CANAZEI. Zainetto con i libri di scuola in parte e sacca sportiva da cui spuntano lame di pattini belle luccicanti. Chiedere al terzetto di ragazzini delle medie se hanno bigiato la scuola per venire all'allenamento della prima squadra del Fassa Hockey non serve. Benvenuti nella "cantera" delle aquile ladine: 130 ragazzini dagli otto anni in su. E un gruppo di idoli da imitare.

E' mattina, ore 11. Nel vecchio (ma sempre valido) stadio del ghiaccio di Alba di Canazei è ora di riprendere gli allenamenti in vista della seconda partita della regular season della serie A col Valpusteria.

L'aria è frizzante anche e soprattutto perché la squadra di coach Miro Frycer ha esordito con una vittoria non pronosticata in quel di Cortina. Ed i ragazzini delle giovanili gasati dall'impresa, fremono per calcare a loro volta il ghiaccio, non appena la prima squadra si dedicherà alla lavagna ed ai massaggi: «Avanti, venite pure negli spogliatoi. Non fatevi spaventare dalla confusione» ci accoglie il presidente del club, Roberto Ongari, ora imprenditore ma con un passato da portiere (di riserva) in serie A.

«Erano i tempi di Bob Manno, alla fine degli anni ottanta. Allora il nostro sport era in un periodo di vacche grasse. Nella serie A italiana venivano a giocare i grandi, i grandissimi, nella fase discendente della loro carriera. E da soli, Manno fu un esempio in questa chiave, erano in grado di fare la differenza. In quel periodo infatti la nostra squadra si giocò la finale scudetto a Varese. Perdemmo. Ma fu un'annata stupenda» osserva Ongari. La bacheca del club ladino non ospita trofei in senso stretto, ma l'enclave dell'hockey trentino (Pergine non si offenderà) gonfia giustamente il petto per un'attività di vivaio che consente alla prima squadra di avere da sempre linfa e giocatori da massima serie. Su una rosa di venti uomini, la metà sono trentini, anzi fassani doc, a partire da capitan Diego Iori: «Diciamo che metà del nostro budget di 800 mila euro è impiegato proprio nel settore giovanile. Abbiamo sei squadre, dagli otto anni in su, con 130 ragazzi. Cui forniamo tutto l'occorrente e che andiamo a prendere due volte la settimana con i nostri pulmini per portarli agli allenamenti».
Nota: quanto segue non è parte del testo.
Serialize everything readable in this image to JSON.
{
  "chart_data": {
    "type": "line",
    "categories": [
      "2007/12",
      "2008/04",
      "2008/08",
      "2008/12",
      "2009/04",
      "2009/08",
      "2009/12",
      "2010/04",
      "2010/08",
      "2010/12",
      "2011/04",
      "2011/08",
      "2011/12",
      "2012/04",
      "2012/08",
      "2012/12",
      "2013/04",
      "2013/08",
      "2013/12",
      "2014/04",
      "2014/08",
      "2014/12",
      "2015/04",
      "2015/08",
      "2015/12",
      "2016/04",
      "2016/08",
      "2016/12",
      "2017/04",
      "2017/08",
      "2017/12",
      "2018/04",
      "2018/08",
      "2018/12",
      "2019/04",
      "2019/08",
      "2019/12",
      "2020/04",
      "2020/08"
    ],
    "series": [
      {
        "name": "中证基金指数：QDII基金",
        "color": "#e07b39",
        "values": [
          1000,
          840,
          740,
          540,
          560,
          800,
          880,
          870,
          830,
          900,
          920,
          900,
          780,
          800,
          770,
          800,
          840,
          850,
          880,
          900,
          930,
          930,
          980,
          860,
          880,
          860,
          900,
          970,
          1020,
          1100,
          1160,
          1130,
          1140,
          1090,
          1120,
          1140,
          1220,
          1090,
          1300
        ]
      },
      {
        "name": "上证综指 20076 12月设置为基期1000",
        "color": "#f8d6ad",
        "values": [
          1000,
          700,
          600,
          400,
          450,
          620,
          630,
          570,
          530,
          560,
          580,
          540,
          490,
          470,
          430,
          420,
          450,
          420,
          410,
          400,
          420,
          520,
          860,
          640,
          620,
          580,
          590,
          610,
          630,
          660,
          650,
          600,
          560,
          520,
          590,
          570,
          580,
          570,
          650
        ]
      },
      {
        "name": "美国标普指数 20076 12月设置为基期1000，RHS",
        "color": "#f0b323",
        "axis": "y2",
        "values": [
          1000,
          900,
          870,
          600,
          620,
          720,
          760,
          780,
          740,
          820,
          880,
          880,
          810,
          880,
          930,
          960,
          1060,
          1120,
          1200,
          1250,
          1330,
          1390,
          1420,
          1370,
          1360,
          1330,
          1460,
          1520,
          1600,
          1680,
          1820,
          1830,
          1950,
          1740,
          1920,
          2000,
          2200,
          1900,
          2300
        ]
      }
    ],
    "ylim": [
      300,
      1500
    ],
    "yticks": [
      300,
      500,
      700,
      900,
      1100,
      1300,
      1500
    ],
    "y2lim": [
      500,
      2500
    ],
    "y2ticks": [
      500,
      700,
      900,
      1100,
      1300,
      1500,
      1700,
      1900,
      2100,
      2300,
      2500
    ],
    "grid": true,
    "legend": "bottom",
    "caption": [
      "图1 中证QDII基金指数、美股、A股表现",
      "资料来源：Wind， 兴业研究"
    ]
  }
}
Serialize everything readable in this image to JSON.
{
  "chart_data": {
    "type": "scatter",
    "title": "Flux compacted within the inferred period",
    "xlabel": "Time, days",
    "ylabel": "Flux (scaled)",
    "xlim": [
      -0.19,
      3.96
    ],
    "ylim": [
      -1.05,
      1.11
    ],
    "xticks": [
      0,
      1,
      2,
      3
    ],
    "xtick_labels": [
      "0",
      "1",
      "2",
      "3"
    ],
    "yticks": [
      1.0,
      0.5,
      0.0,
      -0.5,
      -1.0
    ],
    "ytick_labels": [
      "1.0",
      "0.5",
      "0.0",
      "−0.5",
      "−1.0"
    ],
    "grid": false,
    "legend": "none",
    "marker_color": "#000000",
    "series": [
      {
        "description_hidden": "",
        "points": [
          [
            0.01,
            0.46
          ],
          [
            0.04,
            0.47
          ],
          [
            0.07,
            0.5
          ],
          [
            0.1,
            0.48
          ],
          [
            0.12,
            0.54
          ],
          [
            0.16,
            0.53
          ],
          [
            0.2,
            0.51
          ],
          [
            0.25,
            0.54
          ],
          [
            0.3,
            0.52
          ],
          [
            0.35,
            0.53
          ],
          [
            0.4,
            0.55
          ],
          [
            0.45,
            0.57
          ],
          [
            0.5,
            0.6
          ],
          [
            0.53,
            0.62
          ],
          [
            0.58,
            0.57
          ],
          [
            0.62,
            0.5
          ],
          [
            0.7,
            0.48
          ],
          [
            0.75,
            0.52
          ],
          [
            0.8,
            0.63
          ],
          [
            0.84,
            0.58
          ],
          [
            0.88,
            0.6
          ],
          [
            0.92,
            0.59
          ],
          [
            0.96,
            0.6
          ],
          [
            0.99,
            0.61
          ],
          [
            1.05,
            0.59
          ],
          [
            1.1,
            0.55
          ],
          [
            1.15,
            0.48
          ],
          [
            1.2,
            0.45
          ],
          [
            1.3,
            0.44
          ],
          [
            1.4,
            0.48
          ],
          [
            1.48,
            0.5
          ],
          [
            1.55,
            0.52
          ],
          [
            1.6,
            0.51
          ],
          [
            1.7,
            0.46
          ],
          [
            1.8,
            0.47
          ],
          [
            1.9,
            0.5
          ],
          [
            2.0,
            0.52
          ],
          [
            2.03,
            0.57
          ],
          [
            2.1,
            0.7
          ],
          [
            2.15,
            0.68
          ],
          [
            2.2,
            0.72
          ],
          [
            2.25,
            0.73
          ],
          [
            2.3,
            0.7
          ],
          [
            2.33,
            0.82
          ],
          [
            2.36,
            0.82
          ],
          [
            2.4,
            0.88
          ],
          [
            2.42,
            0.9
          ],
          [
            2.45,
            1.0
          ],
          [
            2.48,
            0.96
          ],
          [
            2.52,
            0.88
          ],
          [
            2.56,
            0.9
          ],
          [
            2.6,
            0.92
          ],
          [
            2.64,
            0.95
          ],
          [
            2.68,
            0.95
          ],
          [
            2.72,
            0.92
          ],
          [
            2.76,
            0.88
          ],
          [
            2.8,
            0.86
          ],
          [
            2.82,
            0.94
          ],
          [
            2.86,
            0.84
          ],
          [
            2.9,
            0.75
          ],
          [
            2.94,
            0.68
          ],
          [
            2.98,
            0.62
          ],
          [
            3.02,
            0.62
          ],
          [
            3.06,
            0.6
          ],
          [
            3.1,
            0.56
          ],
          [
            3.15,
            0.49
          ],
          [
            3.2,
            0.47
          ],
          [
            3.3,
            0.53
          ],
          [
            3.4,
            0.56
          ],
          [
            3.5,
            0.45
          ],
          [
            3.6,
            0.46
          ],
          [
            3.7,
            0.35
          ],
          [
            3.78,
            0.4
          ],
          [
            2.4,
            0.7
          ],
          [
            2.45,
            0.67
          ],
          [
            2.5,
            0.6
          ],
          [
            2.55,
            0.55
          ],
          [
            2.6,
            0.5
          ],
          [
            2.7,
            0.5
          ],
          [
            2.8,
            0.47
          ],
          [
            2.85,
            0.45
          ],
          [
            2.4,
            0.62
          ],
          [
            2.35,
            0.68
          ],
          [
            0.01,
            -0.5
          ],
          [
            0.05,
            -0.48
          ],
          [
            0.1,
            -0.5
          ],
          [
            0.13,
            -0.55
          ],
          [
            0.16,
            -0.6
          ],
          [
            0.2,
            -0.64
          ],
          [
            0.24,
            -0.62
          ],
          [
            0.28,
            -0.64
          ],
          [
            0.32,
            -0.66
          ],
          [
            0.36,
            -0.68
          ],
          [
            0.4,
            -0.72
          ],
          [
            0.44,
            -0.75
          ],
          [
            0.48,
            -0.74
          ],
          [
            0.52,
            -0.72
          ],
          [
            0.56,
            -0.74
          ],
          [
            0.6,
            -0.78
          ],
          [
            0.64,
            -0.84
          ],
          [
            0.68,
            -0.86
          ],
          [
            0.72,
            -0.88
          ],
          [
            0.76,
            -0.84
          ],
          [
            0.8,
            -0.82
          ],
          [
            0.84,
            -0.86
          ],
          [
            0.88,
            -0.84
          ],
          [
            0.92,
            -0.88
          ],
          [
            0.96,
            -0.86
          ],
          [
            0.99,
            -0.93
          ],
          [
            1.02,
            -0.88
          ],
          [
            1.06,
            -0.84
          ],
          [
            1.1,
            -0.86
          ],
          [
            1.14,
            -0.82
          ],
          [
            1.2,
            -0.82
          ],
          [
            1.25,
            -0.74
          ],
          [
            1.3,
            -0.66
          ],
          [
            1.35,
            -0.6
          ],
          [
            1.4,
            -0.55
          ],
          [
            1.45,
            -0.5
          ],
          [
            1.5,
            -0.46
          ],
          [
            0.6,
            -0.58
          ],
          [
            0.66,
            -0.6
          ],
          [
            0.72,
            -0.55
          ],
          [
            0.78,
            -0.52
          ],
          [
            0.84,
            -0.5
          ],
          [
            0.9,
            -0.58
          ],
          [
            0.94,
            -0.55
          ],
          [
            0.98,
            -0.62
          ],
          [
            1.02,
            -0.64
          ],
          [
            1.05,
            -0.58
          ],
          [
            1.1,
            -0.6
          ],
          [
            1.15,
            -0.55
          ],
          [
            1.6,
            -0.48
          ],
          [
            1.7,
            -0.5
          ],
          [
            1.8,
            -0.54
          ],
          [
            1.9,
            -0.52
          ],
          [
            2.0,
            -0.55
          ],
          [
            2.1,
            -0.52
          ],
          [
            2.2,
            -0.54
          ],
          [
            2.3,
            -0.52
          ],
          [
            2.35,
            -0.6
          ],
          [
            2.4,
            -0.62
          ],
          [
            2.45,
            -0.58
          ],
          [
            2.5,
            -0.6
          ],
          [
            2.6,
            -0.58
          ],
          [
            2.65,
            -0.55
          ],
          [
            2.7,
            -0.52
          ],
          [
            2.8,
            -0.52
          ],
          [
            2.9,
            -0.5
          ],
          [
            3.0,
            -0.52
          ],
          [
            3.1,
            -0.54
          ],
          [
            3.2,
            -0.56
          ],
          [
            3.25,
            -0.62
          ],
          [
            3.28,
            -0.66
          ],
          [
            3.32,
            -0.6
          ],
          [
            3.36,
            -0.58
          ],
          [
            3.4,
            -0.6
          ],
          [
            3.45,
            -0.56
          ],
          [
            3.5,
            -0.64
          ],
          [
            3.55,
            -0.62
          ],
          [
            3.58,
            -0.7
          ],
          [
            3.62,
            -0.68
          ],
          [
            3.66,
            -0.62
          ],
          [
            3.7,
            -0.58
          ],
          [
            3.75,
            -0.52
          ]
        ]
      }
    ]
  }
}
La squadra, quella che gioca in A, ha spina dorsale locale ma in avanti, la linea d'attacco, e in porta, si affida ai collaudatissimi giocatori canadesi. Da sempre maestri in questo sport. Un nome per tutti l'estremo difensore Frank Doyle, un metro e 85 di grinta ed uno sguardo che filtra dal casco che, da solo, basta ad intimidire qualsiasi attaccante. Ma Doyle si dimostra anche campione di disponibilità, indossando per le nostre foto la nuova maglia (sempre gialloblù eh) delle aquile versione 2011. Arriva il coach, il ceko Frycer, un nomone nell'hockey pro. Alto, abbronzato, di grande carisma. In Val di Fassa si trova bene, aria buona e gente vera, come lui. Ha portato la moglie, fanno grandi passeggiate: «Dove possiamo arrivare? Non vedo per il momento una super squadra in grado di dominare la stagione. Siamo in dieci, le ultime due saranno nei pasticci. Le altre passeranno alla fase a gironi. Vorremmo esserci». I ragazzini gongolano.